Welspun also claims manufacturers are struggling with the current 375MW domestic content requirement (DCR), as part of the national solar mission, threatening solar power projects in the future due to a lack of capacity.
“Already 1GW has been stranded,” said Welspun, as state solar programmes are unable to source panels; meanwhile an impossible 700MW has been prioritised as DCR sourced for the next round of the national solar mission.
Imposing duties means overall that “achieving grid parity and making solar energy affordable can seriously be impeded,” Welspun told PV Tech.
The anti-dumping duty will raise the price of solar per kW “making it expensive and significantly shifting the focus from core areas like energy access, rural electrification and reduction of energy poverty”.
Not only this, but Welspun claimed the anti-dumping measures could prevent the 70% of solar jobs that are not in manufacturing, from continuing to be created, which it said could have a direct impact on national GDP.
The slow down in solar production will also create additional dependence on fossil fuels, impeding India’s climate change and renewables targets.
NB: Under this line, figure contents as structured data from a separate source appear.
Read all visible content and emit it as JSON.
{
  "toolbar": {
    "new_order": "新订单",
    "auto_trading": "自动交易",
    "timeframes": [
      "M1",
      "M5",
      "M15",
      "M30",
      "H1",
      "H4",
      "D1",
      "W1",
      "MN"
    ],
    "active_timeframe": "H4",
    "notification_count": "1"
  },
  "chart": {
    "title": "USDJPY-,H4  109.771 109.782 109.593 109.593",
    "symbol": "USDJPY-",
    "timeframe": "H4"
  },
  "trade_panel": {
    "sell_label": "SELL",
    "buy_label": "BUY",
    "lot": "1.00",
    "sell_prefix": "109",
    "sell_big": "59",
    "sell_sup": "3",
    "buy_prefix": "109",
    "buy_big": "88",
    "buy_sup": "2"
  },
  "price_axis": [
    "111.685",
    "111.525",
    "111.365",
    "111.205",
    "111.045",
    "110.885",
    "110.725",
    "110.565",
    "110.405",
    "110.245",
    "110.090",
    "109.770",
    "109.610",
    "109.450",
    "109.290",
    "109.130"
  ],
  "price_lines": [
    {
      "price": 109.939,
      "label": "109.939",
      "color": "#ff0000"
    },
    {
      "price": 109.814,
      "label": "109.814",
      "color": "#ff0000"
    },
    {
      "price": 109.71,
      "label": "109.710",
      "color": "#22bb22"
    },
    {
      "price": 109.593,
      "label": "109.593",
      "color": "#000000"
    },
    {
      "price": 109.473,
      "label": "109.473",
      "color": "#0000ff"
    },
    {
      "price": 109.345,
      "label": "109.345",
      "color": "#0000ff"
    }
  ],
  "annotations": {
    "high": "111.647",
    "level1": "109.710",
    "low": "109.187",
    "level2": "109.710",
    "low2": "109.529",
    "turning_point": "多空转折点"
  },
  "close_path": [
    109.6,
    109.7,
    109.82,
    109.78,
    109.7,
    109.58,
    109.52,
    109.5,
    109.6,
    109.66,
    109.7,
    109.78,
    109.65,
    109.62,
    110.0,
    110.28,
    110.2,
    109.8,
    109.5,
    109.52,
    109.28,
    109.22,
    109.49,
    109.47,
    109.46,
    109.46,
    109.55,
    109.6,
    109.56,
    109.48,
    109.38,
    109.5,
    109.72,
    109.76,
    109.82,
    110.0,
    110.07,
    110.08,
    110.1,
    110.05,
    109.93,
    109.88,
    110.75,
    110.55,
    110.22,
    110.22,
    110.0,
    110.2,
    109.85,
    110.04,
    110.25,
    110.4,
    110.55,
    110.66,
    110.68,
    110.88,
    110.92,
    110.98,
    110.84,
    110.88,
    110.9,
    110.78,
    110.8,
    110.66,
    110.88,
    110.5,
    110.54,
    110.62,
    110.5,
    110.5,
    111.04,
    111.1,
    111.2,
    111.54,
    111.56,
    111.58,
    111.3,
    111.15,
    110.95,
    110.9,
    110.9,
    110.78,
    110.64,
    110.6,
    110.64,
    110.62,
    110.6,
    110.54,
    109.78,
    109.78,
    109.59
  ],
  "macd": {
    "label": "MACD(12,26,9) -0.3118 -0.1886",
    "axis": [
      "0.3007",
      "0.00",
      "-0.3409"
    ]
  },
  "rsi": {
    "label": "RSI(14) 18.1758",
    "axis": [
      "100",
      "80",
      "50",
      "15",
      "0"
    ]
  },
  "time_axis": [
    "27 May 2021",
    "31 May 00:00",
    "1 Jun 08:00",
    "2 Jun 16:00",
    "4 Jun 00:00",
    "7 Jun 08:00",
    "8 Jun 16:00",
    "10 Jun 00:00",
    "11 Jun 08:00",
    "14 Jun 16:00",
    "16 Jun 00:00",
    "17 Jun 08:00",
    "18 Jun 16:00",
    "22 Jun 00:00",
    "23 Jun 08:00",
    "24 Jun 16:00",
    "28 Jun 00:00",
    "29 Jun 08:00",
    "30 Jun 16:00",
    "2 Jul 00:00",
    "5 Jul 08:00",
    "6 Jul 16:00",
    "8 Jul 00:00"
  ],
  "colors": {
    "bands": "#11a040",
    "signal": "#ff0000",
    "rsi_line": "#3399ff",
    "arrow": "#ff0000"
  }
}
Decreasing access to clean electricity, job creation and India’s GDP, while increasing fossil fuel dependence and wavering climate change goals, goes against Modi’s election manifesto, especially the popular campaign pledge to bring electricity to every home in India.
Analysts Bridge to India spoke out last week, declaring that the anti-dumping measures would halt India’s solar industry for two years.
As an alternative, Welspun suggests Modi and the new government look to find other economic incentives and encourage foreign investment in India’s solar industry.